Según un revelador ejercicio periodístico del New York Times, morir por un tiro en Norteamérica es igual de probable que hacerlo por un accidente automovilístico, con una tasa de 31.2 por millón de habitantes (sin contar suicidios). Una cifra extremadamente alta si se la compara con otras naciones del primer mundo, como Nueva Zelanda, donde morir por un arma de fuego es tan raro como hacerlo luego de caer por una pendiente (1.5).
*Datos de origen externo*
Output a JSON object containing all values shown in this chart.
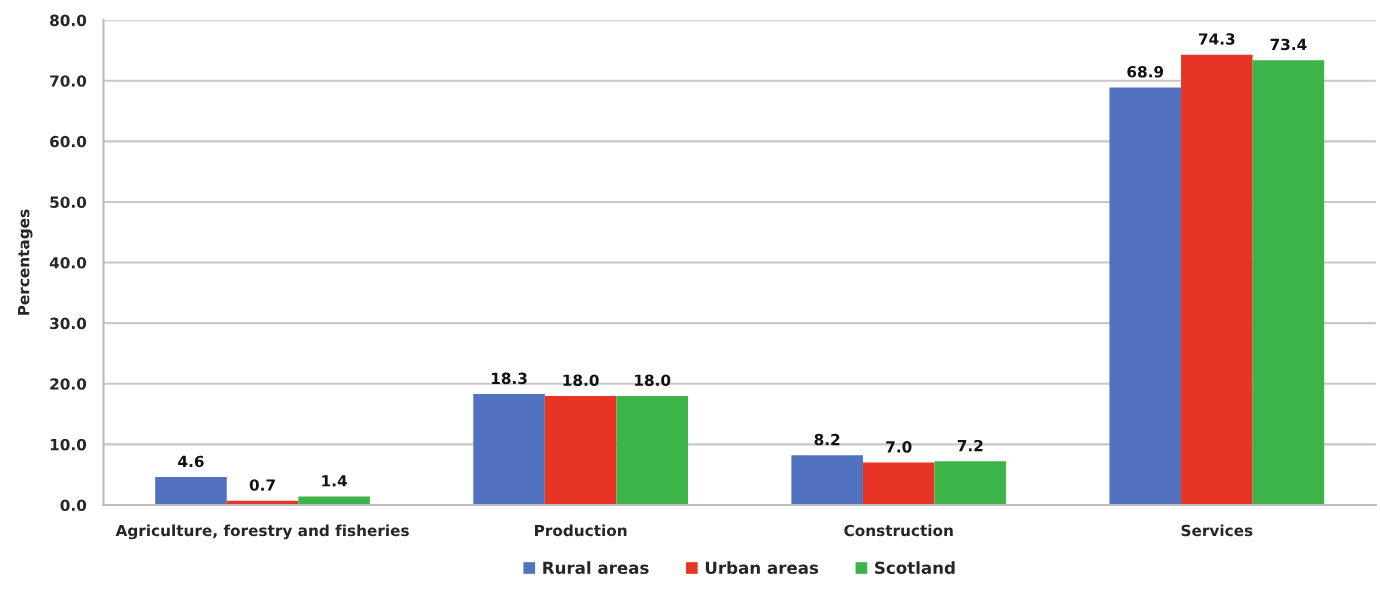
{
  "chart_data": {
    "type": "bar",
    "ylabel": "Percentages",
    "categories": [
      "Agriculture, forestry and fisheries",
      "Production",
      "Construction",
      "Services"
    ],
    "series": [
      {
        "name": "Rural areas",
        "color": "#5072bf",
        "values": [
          4.6,
          18.3,
          8.2,
          68.9
        ],
        "value_labels": [
          "4.6",
          "18.3",
          "8.2",
          "68.9"
        ]
      },
      {
        "name": "Urban areas",
        "color": "#e83424",
        "values": [
          0.7,
          18.0,
          7.0,
          74.3
        ],
        "value_labels": [
          "0.7",
          "18.0",
          "7.0",
          "74.3"
        ]
      },
      {
        "name": "Scotland",
        "color": "#3cb44a",
        "values": [
          1.4,
          18.0,
          7.2,
          73.4
        ],
        "value_labels": [
          "1.4",
          "18.0",
          "7.2",
          "73.4"
        ]
      }
    ],
    "ylim": [
      0,
      80
    ],
    "yticks": [
      {
        "value": 0,
        "label": "0.0"
      },
      {
        "value": 10,
        "label": "10.0"
      },
      {
        "value": 20,
        "label": "20.0"
      },
      {
        "value": 30,
        "label": "30.0"
      },
      {
        "value": 40,
        "label": "40.0"
      },
      {
        "value": 50,
        "label": "50.0"
      },
      {
        "value": 60,
        "label": "60.0"
      },
      {
        "value": 70,
        "label": "70.0"
      },
      {
        "value": 80,
        "label": "80.0"
      }
    ],
    "grid": "y",
    "legend": "bottom"
  }
}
Y ni hablar de Japón:  es igual de excepcional como que a uno lo alcance un rayo. (En Chile la probabilidad es más baja que en EE.UU. y puede compararse con morir en un accidente en moto, con una tasa de 14.3.)

En su último año en la Casa Blanca, Obama no oculta que su gran frustración fue no sacar adelante una agenda que permitiera restringir el acceso a la tenencia de armas. Ni siquiera lo logró tras la matanza de 20 niños en la escuela de Sandy Hook (Connecticut), en 2012, “¡Niños de primer grado!” —dijo entre lágrimas en una de sus últimas conferencias sobre el tema—, “Cada vez que pienso en esos niños esto me pone furioso”.

Por desgracia, el cuento de hadas donde un chico de raza negra llegó a ser presidente de Estados Unidos, no se escribió con el final feliz que el propio protagonista alguna vez soñó.